I’ve spoken and written about how I am not necessarily brave, but rather, just doing what I need to do in order to live my life. In an interview with National Public Radio, Glanville says something that resonates with me. He talks about how all of his knowledge and calculated approach to preparation and approach for the game sometimes just goes out the window. He says “you have to have moments where you sort of blank. You’re not thinking. You’re not calculating. You’re just in a space where you have to perform and react and trust your instincts. Yes, you can use the engineering to prepare,” he says. “But when it comes down to it, you have to react to that ball because you have a split second to make a decision.” This, in essence, sums up my approach to life. For everything I know about my own heart and health, sometimes it doesn’t matter. Sometimes you just have to do. You just have to go with the flow. You just have to take the next pitch, and it may be a curve ball.
But, here’s my fear: That maybe up to this point I have been “just doing” for so long that I have forgotten to take stock of everything and enjoy life. That I’ve been living day to day, surviving day-to-day, that, with the exception of being at a ball game, I have forgotten to look up, sit back, and just enjoy life. But, in a way, I had to “just do” because of my health. Because for me, there was no other way to live. That each day is simply each day, like short stories in an anthology. They are all bound in one book, but they are not a cohesive collection. They are random stories that don’t thread together. At the same time, I don’t necessarily believe this to be true, but I don’t want to wake up one day without having a cohesive story written.

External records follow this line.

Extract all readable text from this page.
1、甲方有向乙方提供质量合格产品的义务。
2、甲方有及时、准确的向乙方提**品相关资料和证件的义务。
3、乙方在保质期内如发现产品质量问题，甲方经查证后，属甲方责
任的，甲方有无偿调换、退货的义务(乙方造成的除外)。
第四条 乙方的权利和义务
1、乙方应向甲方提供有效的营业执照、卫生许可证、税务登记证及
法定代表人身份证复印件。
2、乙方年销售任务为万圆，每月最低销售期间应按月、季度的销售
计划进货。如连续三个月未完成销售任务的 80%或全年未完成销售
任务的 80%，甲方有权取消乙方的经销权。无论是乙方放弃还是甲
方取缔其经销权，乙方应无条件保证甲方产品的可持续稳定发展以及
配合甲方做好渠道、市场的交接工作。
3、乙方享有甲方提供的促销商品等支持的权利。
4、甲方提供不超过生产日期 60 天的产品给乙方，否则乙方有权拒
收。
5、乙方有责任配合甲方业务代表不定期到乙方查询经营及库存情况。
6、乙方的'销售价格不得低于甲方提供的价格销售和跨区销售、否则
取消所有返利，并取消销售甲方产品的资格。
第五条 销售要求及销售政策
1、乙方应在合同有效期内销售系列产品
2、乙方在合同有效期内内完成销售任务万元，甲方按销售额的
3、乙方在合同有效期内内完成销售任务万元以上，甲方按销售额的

And somehow, Doug Glanville, through the game of baseball, is able to capture this feeling so succinctly and so perfectly. “It was so hard to see what the future held because to perform at this game, you have to be ‘in the mud,’ obsessed with the task at hand. Perspective is neutralized, stunted so that you can capture only the most relevant, time-sensitive data that will determine how to approach your opponent that day. Then you look up and realize your 20-year career has been a collection of days where you couldn’t see tomorrow.”
Fortunately, I am not a major league baseball player. To me, baseball is still a game that I can think about fondly and still romanticize. Fortunately, baseball can still be an escape for me, a time to sit back, relax, look out on to the field with the warm breeze on my skin, the skyline in the background. Fortunately, I am being afforded a chance to look up and see tomorrow.